The new income tax scheme will not impact savings adversely
The union budget presented for the next financial year has provided the necessary incentive for taxpayers to switch over to the new income tax scheme. Individual taxpayers are free to choose the old scheme or the new scheme at his/her convenience. It is also possible for one to change from one scheme to another in the coming years any number of times. Hence all our freedom has been given to the individual taxpayers and there is no restrictive clause on this.
However as one can claim various deductions only if he opts for the old scheme, there are criticisms in the public domain and most of these are unsubstantiated. One such criticism is that as there is a higher basic exemption limit under the new scheme, people will opt for the new scheme only and the new scheme discourages savings of people and hence there will be a reduction in savings .
Types of deductions under the old scheme
Under the old scheme, deductions are allowed under various categories. We can broadly classify them under the following: Deductions for savings (investments), Deductions for some expenses and Deductions for repayment of the loan. Deductions for savings are allowed for investments like Public Provident Fund, Employees PF, Equity Linked Savings Scheme, National Savings Certificate, Life Insurance premium, Senior Citizen Savings Scheme etc. Deductions for some expenses like Tuition fees, Medical Insurance premiums, Interest on Housing loans etc. are allowed.
Effect of the new scheme on savings
When people switch over to a new scheme, as they cannot claim any deductions, naturally there is no compulsion for them to save and invest in permissible instruments. But they will continue with the loan repayments and also continue with the payment of tuition fees etc. as these are their obligations. Let us see how different savings schemes will be impacted.
Life Insurance
Ideally, life insurance schemes should be for coverage of risk. However, for many decades, LIC of India was selling insurance as a savings product by selling more endowment policies.
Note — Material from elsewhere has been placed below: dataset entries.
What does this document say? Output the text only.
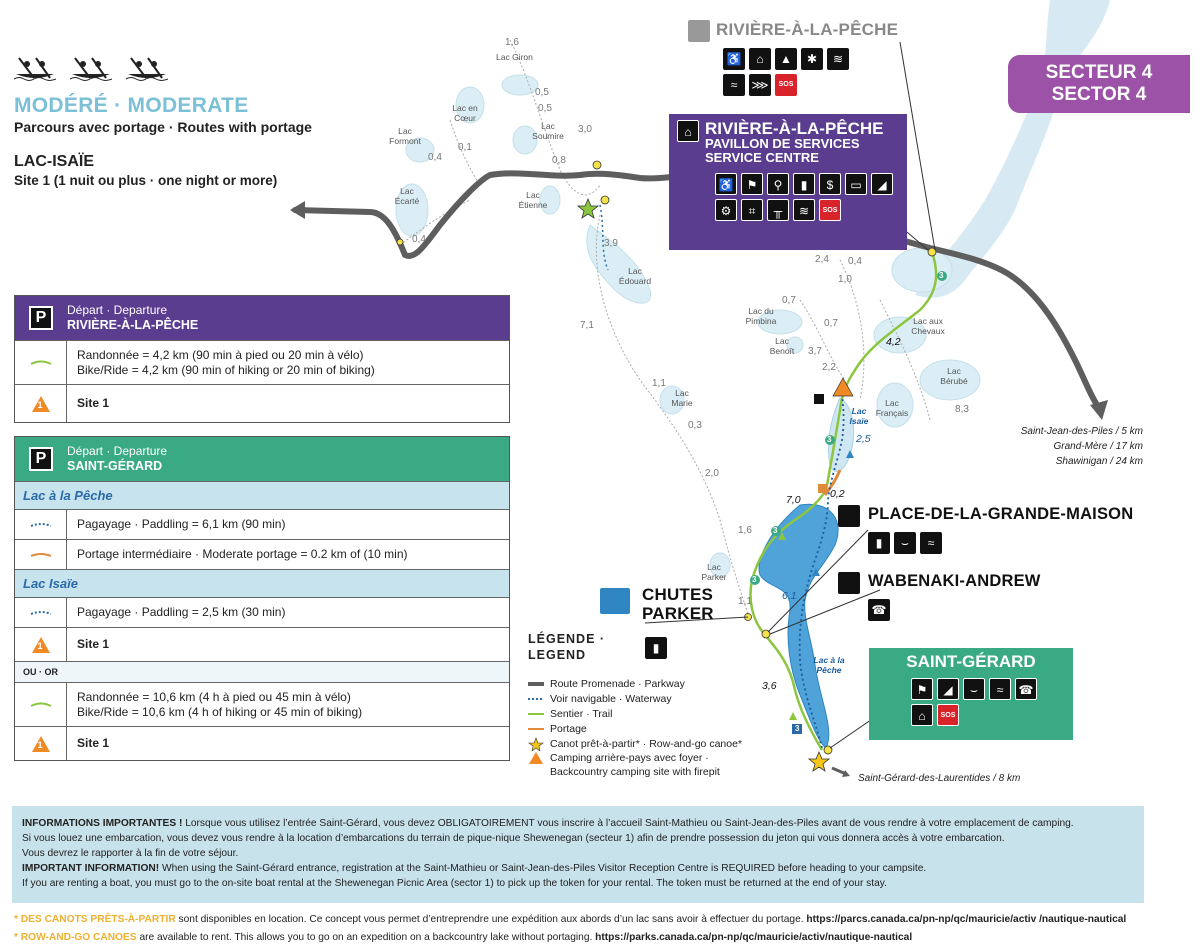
3
3
3
3
3
MODÉRÉ · MODERATE
Parcours avec portage · Routes with portage
LAC-ISAÏE
Site 1 (1 nuit ou plus · one night or more)
SECTEUR 4
SECTOR 4
P	Départ · Departure
RIVIÈRE-À-LA-PÊCHE
Randonnée = 4,2 km (90 min à pied ou 20 min à vélo)
Bike/Ride = 4,2 km (90 min of hiking or 20 min of biking)
1	Site 1
P	Départ · Departure
SAINT-GÉRARD
Lac à la Pêche
Pagayage · Paddling = 6,1 km (90 min)
Portage intermédiaire · Moderate portage = 0.2 km of (10 min)
Lac Isaïe
Pagayage · Paddling = 2,5 km (30 min)
1	Site 1
OU · OR
Randonnée = 10,6 km (4 h à pied ou 45 min à vélo)
Bike/Ride = 10,6 km (4 h of hiking or 45 min of biking)
1	Site 1
Lac Giron
Lac en Cœur
Lac Formont
Lac Soumire
Lac Écarté
Lac Étienne
Lac Édouard
Lac du Pimbina
Lac Benoît
Lac aux Chevaux
Lac Bérubé
Lac Français
Lac Marie
Lac Parker
Lac Isaïe
Lac à la Pêche
1,6
0,5
0,5
3,0
0,8
0,4
0,1
0,4	3,9
7,1
1,1
0,3
2,0
1,6
1,1
2,4 0,4
1,0
0,7
0,7
3,7
2,2
8,3
4,2
2,5
7,0	0,2
6,1
3,6
RIVIÈRE-À-LA-PÊCHE
♿	⌂	▲	✱	≋
≈	⋙	SOS
⌂ RIVIÈRE-À-LA-PÊCHE
PAVILLON DE SERVICES
SERVICE CENTRE
♿	⚑	⚲	▮	$	▭	◢
⚙	⌗	╥	≋	SOS
PLACE-DE-LA-GRANDE-MAISON
▮	⌣	≈
WABENAKI-ANDREW
☎
CHUTES
PARKER
▮
SAINT-GÉRARD
⚑	◢	⌣	≈	☎
⌂	SOS
LÉGENDE ·
LEGEND
Route Promenade · Parkway
Voir navigable · Waterway
Sentier · Trail
Portage
Canot prêt-à-partir* · Row-and-go canoe*
Camping arrière-pays avec foyer ·
Backcountry camping site with firepit
Saint-Jean-des-Piles / 5 km
Grand-Mère / 17 km
Shawinigan / 24 km
Saint-Gérard-des-Laurentides / 8 km
INFORMATIONS IMPORTANTES ! Lorsque vous utilisez l’entrée Saint-Gérard, vous devez OBLIGATOIREMENT vous inscrire à l’accueil Saint-Mathieu ou Saint-Jean-des-Piles avant de vous rendre à votre emplacement de camping.
Si vous louez une embarcation, vous devez vous rendre à la location d’embarcations du terrain de pique-nique Shewenegan (secteur 1) afin de prendre possession du jeton qui vous donnera accès à votre embarcation.
Vous devrez le rapporter à la fin de votre séjour.
IMPORTANT INFORMATION! When using the Saint-Gérard entrance, registration at the Saint-Mathieu or Saint-Jean-des-Piles Visitor Reception Centre is REQUIRED before heading to your campsite.
If you are renting a boat, you must go to the on-site boat rental at the Shewenegan Picnic Area (sector 1) to pick up the token for your rental. The token must be returned at the end of your stay.
* DES CANOTS PRÊTS-À-PARTIR sont disponibles en location. Ce concept vous permet d’entreprendre une expédition aux abords d’un lac sans avoir à effectuer du portage. https://parcs.canada.ca/pn-np/qc/mauricie/activ /nautique-nautical
* ROW-AND-GO CANOES are available to rent. This allows you to go on an expedition on a backcountry lake without portaging. https://parks.canada.ca/pn-np/qc/mauricie/activ/nautique-nautical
Life insurance companies have not popularized term insurance policies which are pure insurance products. Now when people switch over to the new income tax scheme, the insurance companies will be hit.
Equity Linked Savings Scheme
This is another popular saving product under income tax exemption. The average Asset Under Management (AAUM) of this scheme for Jan 2023 is Rs.6065.05 crores whereas the total mutual fund AAUM for Jan 2023 is Rs.333387.72 crores. This is hardly 1.81 per cent of AAUM. So the impact on the Mutual Fund industry may be negligible. Even now, as the scheme is with a lock-in period of 3 years, people rotate investments by redemption of old investments and making a new investment, without actually pumping in the new outflow.
Public Provident Fund
This is another popular long-term scheme used for tax-saving purposes by individuals. Here again, people try to rotate investments, as partial withdrawal and loan facilities are available. For the year 2021-22, this scheme has net addition of only Rs.12846 crores
Other Small Savings Schemes
Sukanya Smriddhi Yojana, National Savings Certificate and Senior Citizen Savings Scheme are some of the other schemes under the Small Savings Scheme which provide deductions under Income Tax. As per a report by the Bank of Baroda released last year, in February 2022 Small Saving Deposits stood at Rs.9.9 trillion, which is only a small fraction of Scheduled Commercial Banks deposits that totalled Rs.170.2 trillion.
The new tax scheme is based on the principle of fewer exemptions and lower rates. The new scheme allows a larger sum of money into the hands of taxpayers and permits them to decide the investment best suitable for them.